Theory of striped dynamic spectra of the Crab pulsar high-frequency interpulse

Abstract

A theory of the spectral "zebra" pattern of the Crab pulsar's high-frequency interpulse (HFIP) radio emission is developed. The observed emission bands are interference maxima caused by multiple ray propagation through the pulsar magnetosphere. The high-contrast interference pattern is the combined effect of gravitational lensing and plasma de-lensing of light rays. The model enables space-resolved tomography of the pulsar magnetosphere, yielding a radial plasma density profile of $n_{e}\propto r^{-3}$, which agrees with theoretical insights. We predict the zebra pattern trend to change at a higher frequency when the ray separation becomes smaller than the pulsar size. This frequency is predicted to be in the range between 42 GHz and 650 GHz, which is within the reach of existing facilities like ALMA and SMA. These observations hold significant importance and would contribute to our understanding of the magnetosphere. Furthermore, they offer the potential to investigate gravity in the strong field regime near the star's surface.

Figures (5)

• Figure 1: Overall geometry of the system.
• Figure 2: The effective index of refraction as a function of distance, for various values of the so-called "reflection radius" parameter $r_{0}=3,\dots, 7$ and $\kappa=3$. All distances are in units of mass $m$, so that $r_{g}=2$ and the Crab pulsar radius is $r_{*}\simeq 4.8$ (indicated by the vertical dashed line). Bright colors denote $n_{\rm eff}>1$ and dark colors correspond to $n_{\rm eff}<1$.
• Figure 3: Deflection of parallel light rays propagating from right to left for various impact parameters, $b=4,\dots,10$, and for $r_{0}=5.5$ and $\kappa=3$. Brighter colors indicate weak deflection, while darker tones represent strongly deflected rays. The $(r,\phi)$ coordinates of the innermost ray, along with its impact parameter, $b$, and the distance of the closest approach, $r_{m}$, are depicted. Also, plotted are: the Schwarzschild radius, $r_{g}=2$ (smallest dashed circle), the non-transparent region when gravitational blue-shift of $\omega$ is accounted for (gray disk), the neutron star size, $r_{*}\simeq4.8$ (solid black circle), and the reflection radius, $r_{0}$, defined by Eq. \ref{['r0']} (large dashed gray circle).

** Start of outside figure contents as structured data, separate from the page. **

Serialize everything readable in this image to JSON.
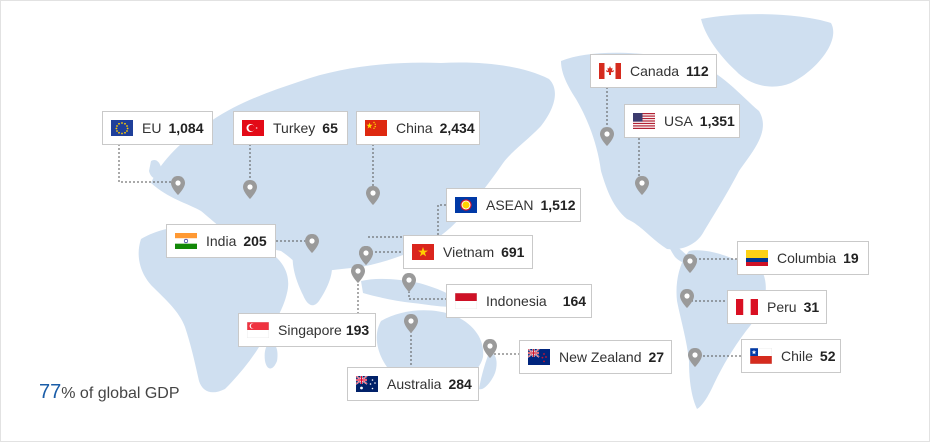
{
  "markers": [
    {
      "key": "eu",
      "name": "EU",
      "value": "1,084",
      "flag": "eu-flag-icon"
    },
    {
      "key": "turkey",
      "name": "Turkey",
      "value": "65",
      "flag": "turkey-flag-icon"
    },
    {
      "key": "china",
      "name": "China",
      "value": "2,434",
      "flag": "china-flag-icon"
    },
    {
      "key": "canada",
      "name": "Canada",
      "value": "112",
      "flag": "canada-flag-icon"
    },
    {
      "key": "usa",
      "name": "USA",
      "value": "1,351",
      "flag": "usa-flag-icon"
    },
    {
      "key": "asean",
      "name": "ASEAN",
      "value": "1,512",
      "flag": "asean-flag-icon"
    },
    {
      "key": "india",
      "name": "India",
      "value": "205",
      "flag": "india-flag-icon"
    },
    {
      "key": "vietnam",
      "name": "Vietnam",
      "value": "691",
      "flag": "vietnam-flag-icon"
    },
    {
      "key": "indonesia",
      "name": "Indonesia",
      "value": "164",
      "flag": "indonesia-flag-icon"
    },
    {
      "key": "singapore",
      "name": "Singapore",
      "value": "193",
      "flag": "singapore-flag-icon"
    },
    {
      "key": "newzealand",
      "name": "New Zealand",
      "value": "27",
      "flag": "new-zealand-flag-icon"
    },
    {
      "key": "australia",
      "name": "Australia",
      "value": "284",
      "flag": "australia-flag-icon"
    },
    {
      "key": "columbia",
      "name": "Columbia",
      "value": "19",
      "flag": "colombia-flag-icon"
    },
    {
      "key": "peru",
      "name": "Peru",
      "value": "31",
      "flag": "peru-flag-icon"
    },
    {
      "key": "chile",
      "name": "Chile",
      "value": "52",
      "flag": "chile-flag-icon"
    }
  ],
  "summary": {
    "percent": "77",
    "label": "% of global GDP"
  },
  "colors": {
    "land": "#cfdff0",
    "pin": "#9a9a9a",
    "connector": "#555555",
    "accent": "#1a5da8",
    "box_border": "#c9c9c9"
  }
}
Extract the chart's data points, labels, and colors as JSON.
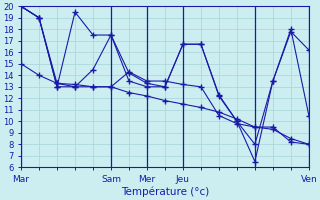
{
  "background_color": "#cceef0",
  "grid_color": "#a8d4d8",
  "line_color": "#1a1aaa",
  "xlabel": "Température (°c)",
  "ylim": [
    6,
    20
  ],
  "yticks": [
    6,
    7,
    8,
    9,
    10,
    11,
    12,
    13,
    14,
    15,
    16,
    17,
    18,
    19,
    20
  ],
  "xlim": [
    0,
    16
  ],
  "x_tick_positions": [
    0,
    5,
    7,
    9,
    13,
    16
  ],
  "x_tick_labels": [
    "Mar",
    "Sam",
    "Mer",
    "Jeu",
    "",
    "Ven"
  ],
  "n_points": 17,
  "lines": [
    [
      20.0,
      19.0,
      13.0,
      19.5,
      17.5,
      17.5,
      14.2,
      13.3,
      13.0,
      16.7,
      16.7,
      12.3,
      10.0,
      8.0,
      13.5,
      17.8,
      16.2
    ],
    [
      20.0,
      19.0,
      13.3,
      13.0,
      13.0,
      13.0,
      14.3,
      13.5,
      13.5,
      13.2,
      13.0,
      10.5,
      9.8,
      9.5,
      9.5,
      8.2,
      8.0
    ],
    [
      15.0,
      14.0,
      13.3,
      13.2,
      13.0,
      13.0,
      12.5,
      12.2,
      11.8,
      11.5,
      11.2,
      10.8,
      10.2,
      9.5,
      9.3,
      8.5,
      8.0
    ],
    [
      20.0,
      19.0,
      13.0,
      13.0,
      14.5,
      17.5,
      13.5,
      13.0,
      13.0,
      16.7,
      16.7,
      12.2,
      10.0,
      6.5,
      13.5,
      18.0,
      10.5
    ]
  ]
}
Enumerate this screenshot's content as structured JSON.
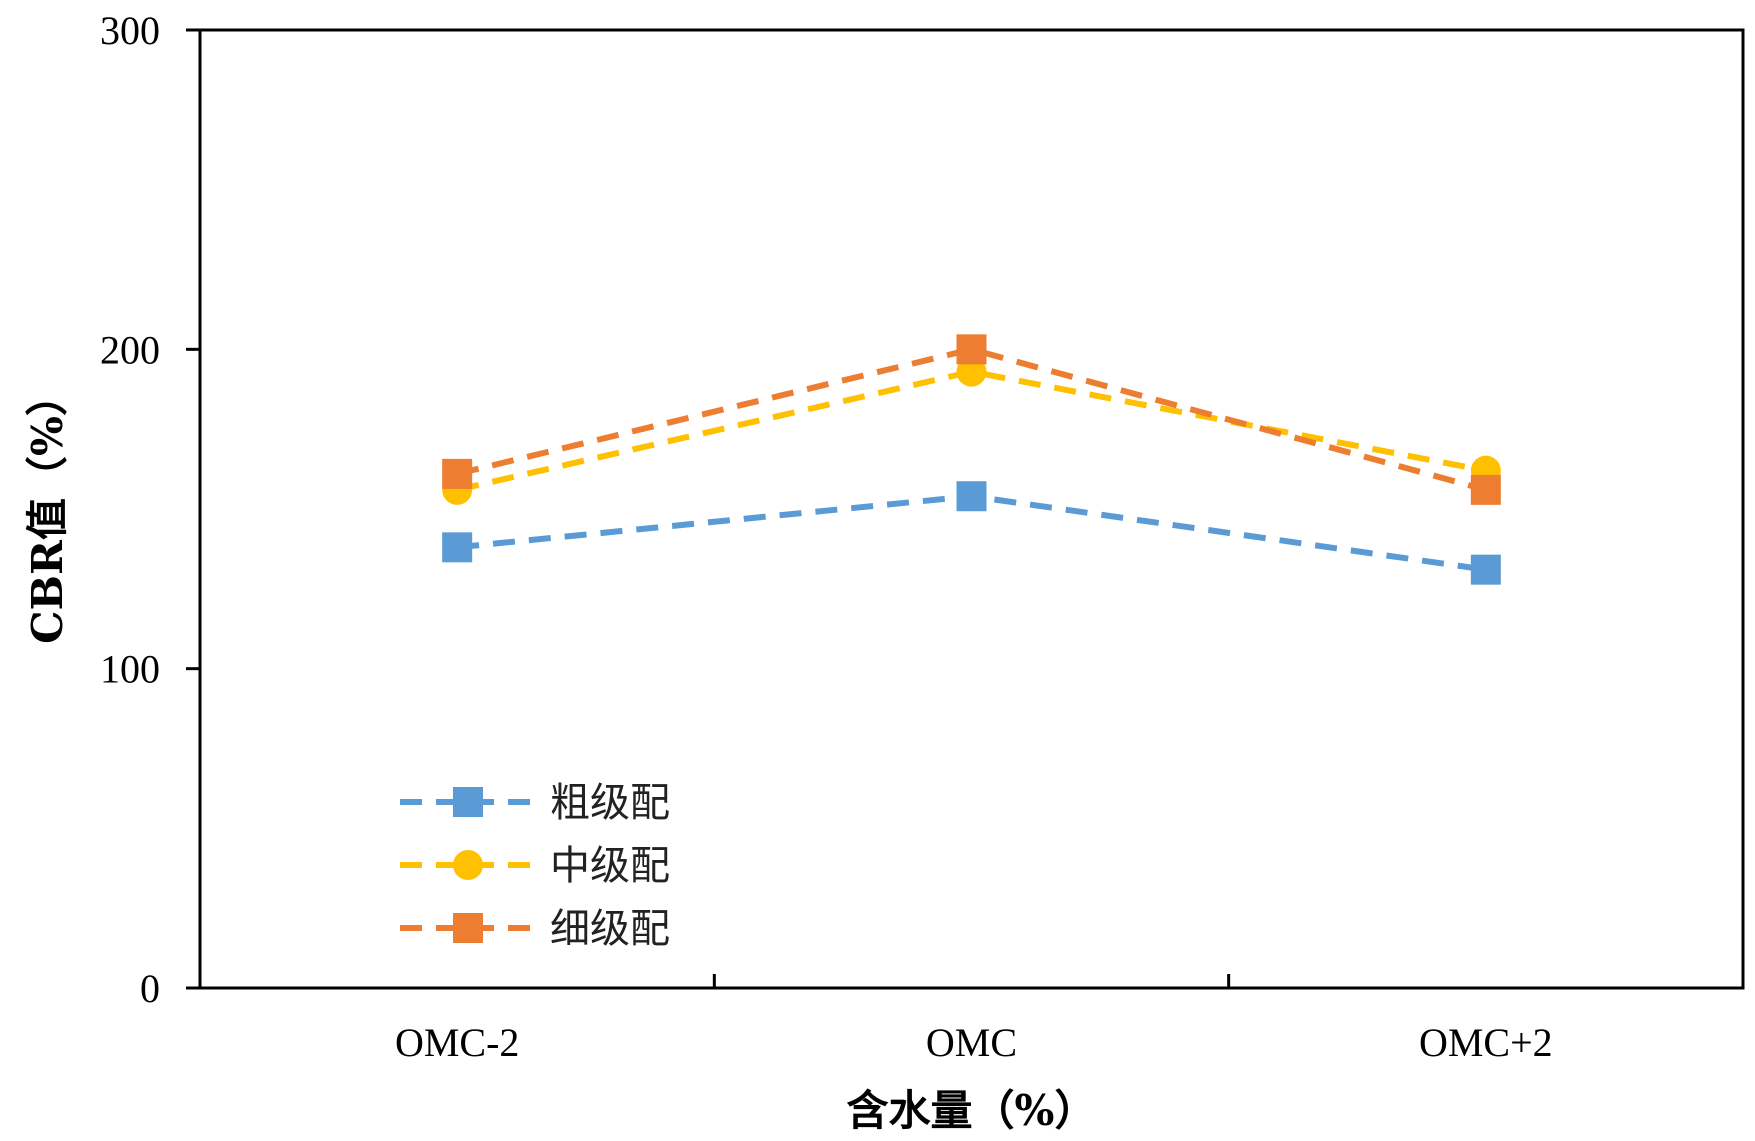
{
  "chart_data": {
    "type": "line",
    "title": "",
    "xlabel": "含水量（%）",
    "ylabel": "CBR值（%）",
    "categories": [
      "OMC-2",
      "OMC",
      "OMC+2"
    ],
    "ylim": [
      0,
      300
    ],
    "yticks": [
      0,
      100,
      200,
      300
    ],
    "grid": false,
    "legend_position": "bottom-left",
    "series": [
      {
        "name": "粗级配",
        "values": [
          138,
          154,
          131
        ],
        "color": "#5B9BD5",
        "marker": "square",
        "line_style": "dashed"
      },
      {
        "name": "中级配",
        "values": [
          156,
          193,
          162
        ],
        "color": "#FFC000",
        "marker": "circle",
        "line_style": "dashed"
      },
      {
        "name": "细级配",
        "values": [
          161,
          200,
          156
        ],
        "color": "#ED7D31",
        "marker": "square",
        "line_style": "dashed"
      }
    ]
  }
}
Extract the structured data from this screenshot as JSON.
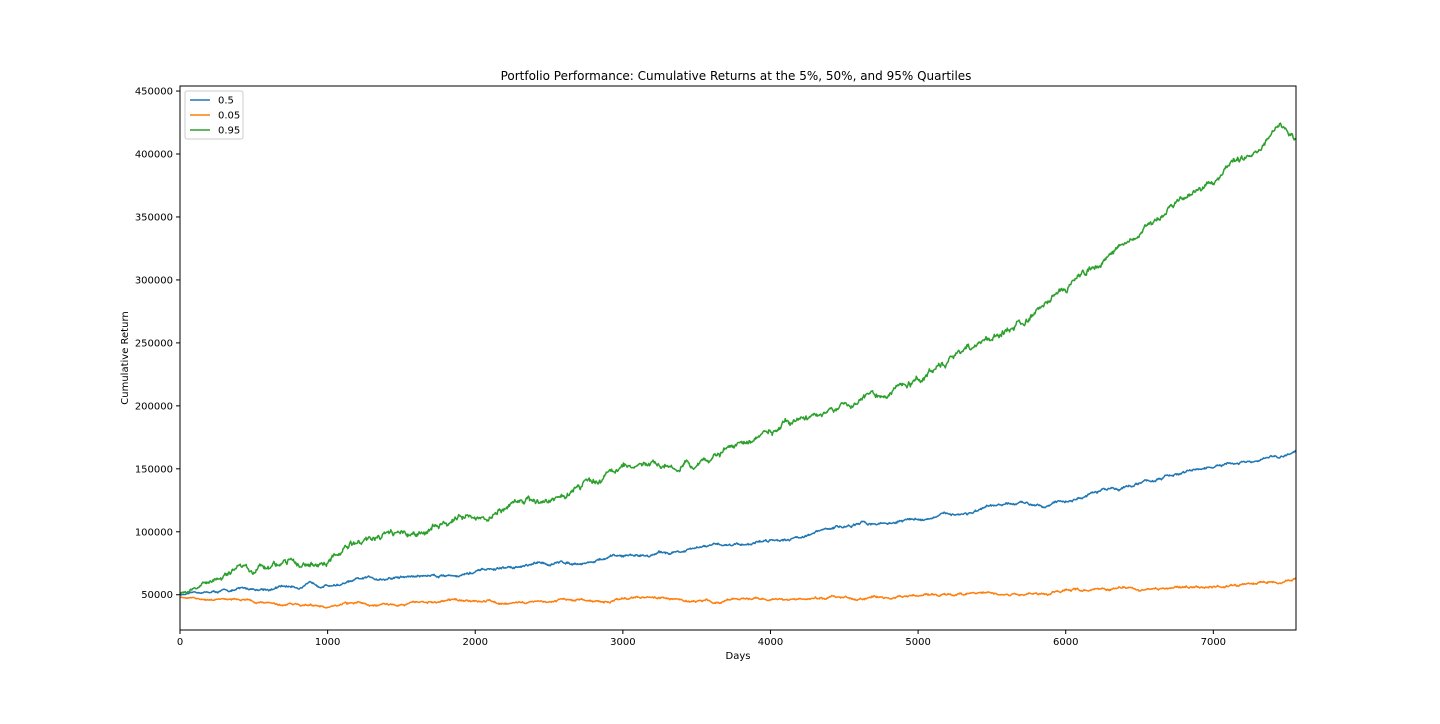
{
  "chart_data": {
    "type": "line",
    "title": "Portfolio Performance: Cumulative Returns at the 5%, 50%, and 95% Quartiles",
    "xlabel": "Days",
    "ylabel": "Cumulative Return",
    "xlim": [
      0,
      7560
    ],
    "ylim": [
      22000,
      454000
    ],
    "xticks": [
      0,
      1000,
      2000,
      3000,
      4000,
      5000,
      6000,
      7000
    ],
    "yticks": [
      50000,
      100000,
      150000,
      200000,
      250000,
      300000,
      350000,
      400000,
      450000
    ],
    "grid": false,
    "legend": "top-left",
    "series": [
      {
        "name": "0.5",
        "color": "#1f77b4",
        "noise": 1200,
        "x": [
          0,
          500,
          1000,
          1500,
          2000,
          2500,
          3000,
          3500,
          4000,
          4500,
          5000,
          5500,
          6000,
          6500,
          7000,
          7300,
          7560
        ],
        "values": [
          50000,
          54000,
          59000,
          64000,
          68000,
          74000,
          80000,
          86000,
          94000,
          104000,
          110000,
          118000,
          125000,
          139000,
          151000,
          154000,
          162000
        ]
      },
      {
        "name": "0.05",
        "color": "#ff7f0e",
        "noise": 1000,
        "x": [
          0,
          500,
          1000,
          1500,
          2000,
          2500,
          3000,
          3500,
          4000,
          4500,
          5000,
          5500,
          5800,
          6000,
          6500,
          7000,
          7300,
          7560
        ],
        "values": [
          48000,
          43000,
          42000,
          42500,
          43000,
          45000,
          46000,
          46500,
          47000,
          48500,
          50500,
          52000,
          50000,
          53000,
          55000,
          56000,
          60000,
          64000
        ]
      },
      {
        "name": "0.95",
        "color": "#2ca02c",
        "noise": 2800,
        "x": [
          0,
          500,
          1000,
          1500,
          2000,
          2500,
          3000,
          3500,
          4000,
          4500,
          5000,
          5500,
          6000,
          6500,
          7000,
          7300,
          7450,
          7560
        ],
        "values": [
          51000,
          72000,
          84000,
          101000,
          115000,
          127000,
          145000,
          160000,
          180000,
          202000,
          222000,
          258000,
          292000,
          338000,
          380000,
          402000,
          428000,
          412000
        ]
      }
    ]
  }
}
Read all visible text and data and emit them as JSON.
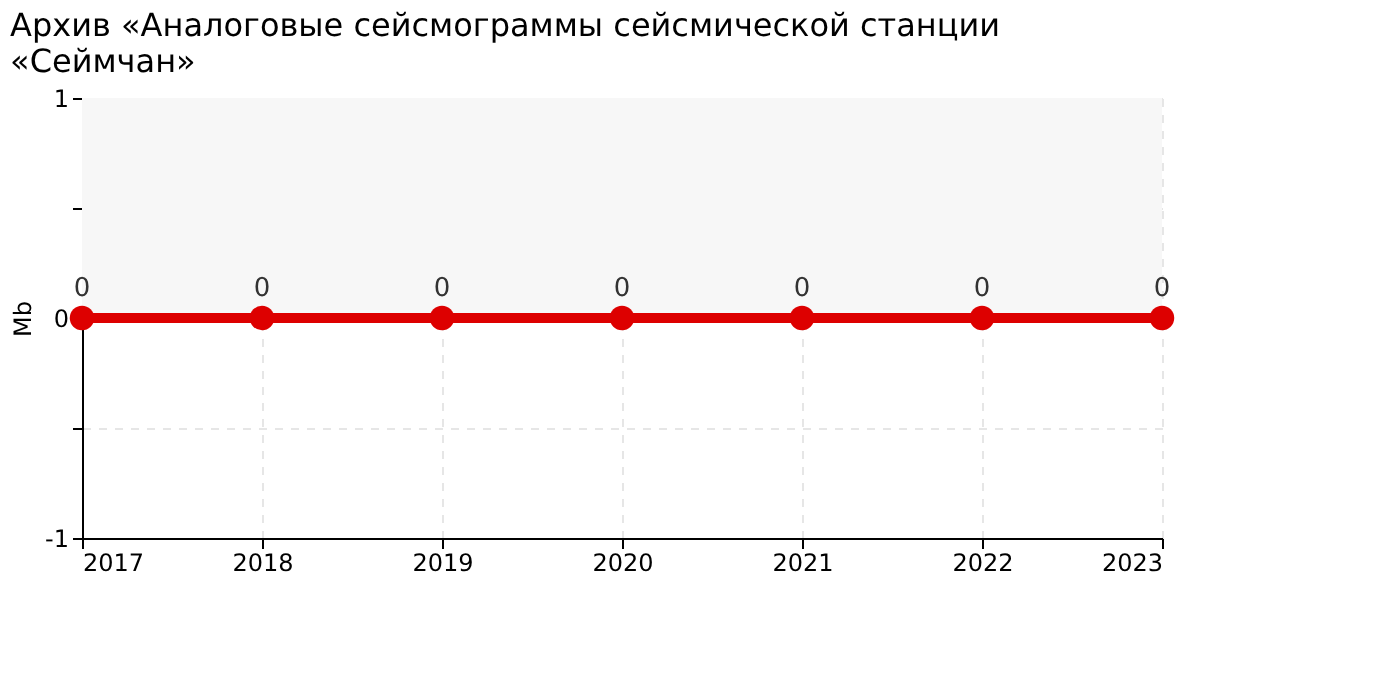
{
  "chart_data": {
    "type": "line",
    "title": "Архив «Аналоговые сейсмограммы сейсмической станции «Сеймчан»",
    "ylabel": "Mb",
    "x": [
      2017,
      2018,
      2019,
      2020,
      2021,
      2022,
      2023
    ],
    "series": [
      {
        "color": "#dd0000",
        "values": [
          0,
          0,
          0,
          0,
          0,
          0,
          0
        ]
      }
    ],
    "xlim": [
      2017,
      2023
    ],
    "xticks": [
      2017,
      2018,
      2019,
      2020,
      2021,
      2022,
      2023
    ],
    "ylim": [
      -1,
      1
    ],
    "yticks": [
      -1,
      {
        "value": -0.5,
        "label": null
      },
      0,
      {
        "value": 0.5,
        "label": null
      },
      1
    ],
    "bands": [
      {
        "axis": "y",
        "from": 0,
        "to": 1,
        "color": "#f7f7f7"
      }
    ],
    "grid": true,
    "marker": "circle",
    "line_style": "solid",
    "data_labels": true
  }
}
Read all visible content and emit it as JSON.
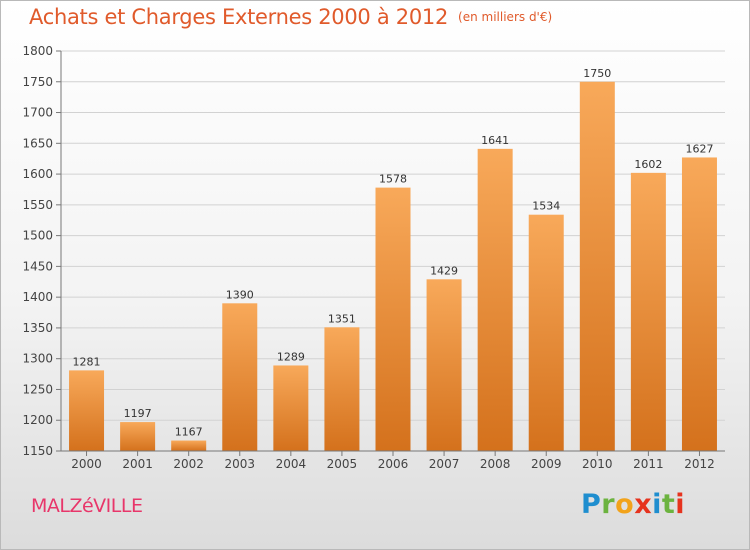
{
  "header": {
    "title": "Achats et Charges Externes 2000 à 2012",
    "unit": "(en milliers d'€)"
  },
  "footer": {
    "city": "MALZéVILLE",
    "logo": [
      "P",
      "r",
      "o",
      "x",
      "i",
      "t",
      "i"
    ]
  },
  "colors": {
    "title": "#e05a2b",
    "city": "#e8366a",
    "bar_top": "#f8a95a",
    "bar_bottom": "#d4711c",
    "logo": [
      "#1f8ecf",
      "#6cb33f",
      "#f2a31b",
      "#e6331e",
      "#1f8ecf",
      "#6cb33f",
      "#e6331e"
    ]
  },
  "chart_data": {
    "type": "bar",
    "title": "Achats et Charges Externes 2000 à 2012",
    "ylabel": "",
    "xlabel": "",
    "categories": [
      "2000",
      "2001",
      "2002",
      "2003",
      "2004",
      "2005",
      "2006",
      "2007",
      "2008",
      "2009",
      "2010",
      "2011",
      "2012"
    ],
    "values": [
      1281,
      1197,
      1167,
      1390,
      1289,
      1351,
      1578,
      1429,
      1641,
      1534,
      1750,
      1602,
      1627
    ],
    "ylim": [
      1150,
      1800
    ],
    "yticks": [
      1150,
      1200,
      1250,
      1300,
      1350,
      1400,
      1450,
      1500,
      1550,
      1600,
      1650,
      1700,
      1750,
      1800
    ],
    "grid": true,
    "data_labels": true
  }
}
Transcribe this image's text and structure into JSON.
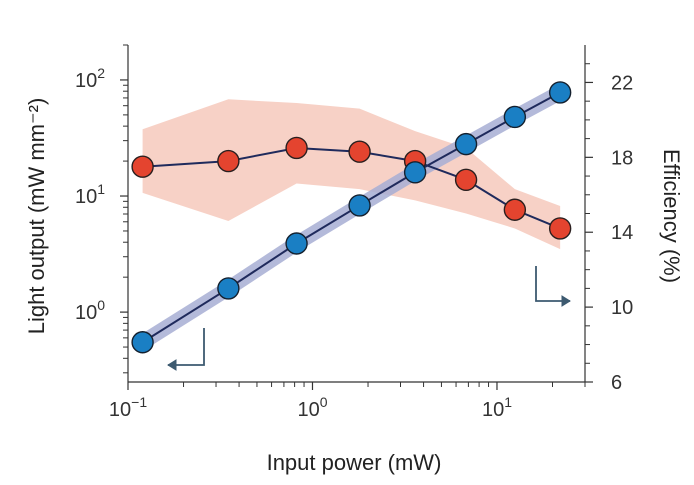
{
  "chart_data": {
    "type": "scatter",
    "title": "",
    "xlabel": "Input power (mW)",
    "ylabel_left": "Light output (mW mm⁻²)",
    "ylabel_right": "Efficiency (%)",
    "x_scale": "log",
    "y_left_scale": "log",
    "y_right_scale": "linear",
    "xlim": [
      0.1,
      30
    ],
    "ylim_left": [
      0.25,
      200
    ],
    "ylim_right": [
      6,
      24
    ],
    "x_ticks": [
      {
        "base": "10",
        "exp": "−1"
      },
      {
        "base": "10",
        "exp": "0"
      },
      {
        "base": "10",
        "exp": "1"
      }
    ],
    "y_left_ticks": [
      {
        "base": "10",
        "exp": "0"
      },
      {
        "base": "10",
        "exp": "1"
      },
      {
        "base": "10",
        "exp": "2"
      }
    ],
    "y_right_ticks": [
      "6",
      "10",
      "14",
      "18",
      "22"
    ],
    "grid": false,
    "series": [
      {
        "axis": "left",
        "color": "#1a7fc4",
        "band_color": "#a7aed3",
        "points": [
          {
            "x": 0.12,
            "y": 0.55
          },
          {
            "x": 0.35,
            "y": 1.6
          },
          {
            "x": 0.82,
            "y": 3.9
          },
          {
            "x": 1.8,
            "y": 8.3
          },
          {
            "x": 3.6,
            "y": 16
          },
          {
            "x": 6.8,
            "y": 28
          },
          {
            "x": 12.5,
            "y": 48
          },
          {
            "x": 22,
            "y": 78
          }
        ]
      },
      {
        "axis": "right",
        "color": "#e4442f",
        "band_color": "#f7d1c6",
        "points": [
          {
            "x": 0.12,
            "y": 17.5
          },
          {
            "x": 0.35,
            "y": 17.8
          },
          {
            "x": 0.82,
            "y": 18.5
          },
          {
            "x": 1.8,
            "y": 18.3
          },
          {
            "x": 3.6,
            "y": 17.8
          },
          {
            "x": 6.8,
            "y": 16.8
          },
          {
            "x": 12.5,
            "y": 15.2
          },
          {
            "x": 22,
            "y": 14.2
          }
        ],
        "band_upper": [
          19.5,
          21.1,
          20.9,
          20.6,
          19.4,
          18.5,
          16.3,
          15.4
        ],
        "band_lower": [
          16.1,
          14.6,
          16.6,
          16.3,
          15.7,
          15.0,
          14.2,
          13.1
        ]
      }
    ],
    "annotations": [
      {
        "type": "arrow",
        "direction": "left",
        "meaning": "left axis",
        "color": "#3d5a70"
      },
      {
        "type": "arrow",
        "direction": "right",
        "meaning": "right axis",
        "color": "#3d5a70"
      }
    ]
  }
}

All distances are measured in units of the neutron-star mass $m$.
• Figure 4: A schematic representation of the pulsar system, illustrating its equivalence to Young's slits. Variables drawn with blue inc describe light ray propagation, while those in red inc describe two-slit interference.
• Figure 5: The frequency fringe pattern obtained in the double-slit setup with the slit separation, $a(\omega)=2b_{0}$, obtained from Eq. \ref{['ftot']} for $\phi_{\rm tot}=\pi$. Four different values of the power-law index $\kappa=2.8,\ 2.9,\ 3.1,\ 3.2$ are presented. The black dashed line indicates the anticipated dependence for the analytically obtained value of $\kappa=3$, see Eq. \ref{['kappa']}. Other numerical parameters are adjusted so that there approximately $N\simeq30$ fringes in the 5--30 frequency domain (arb. units). The approximate data points from HE+16b are also shown.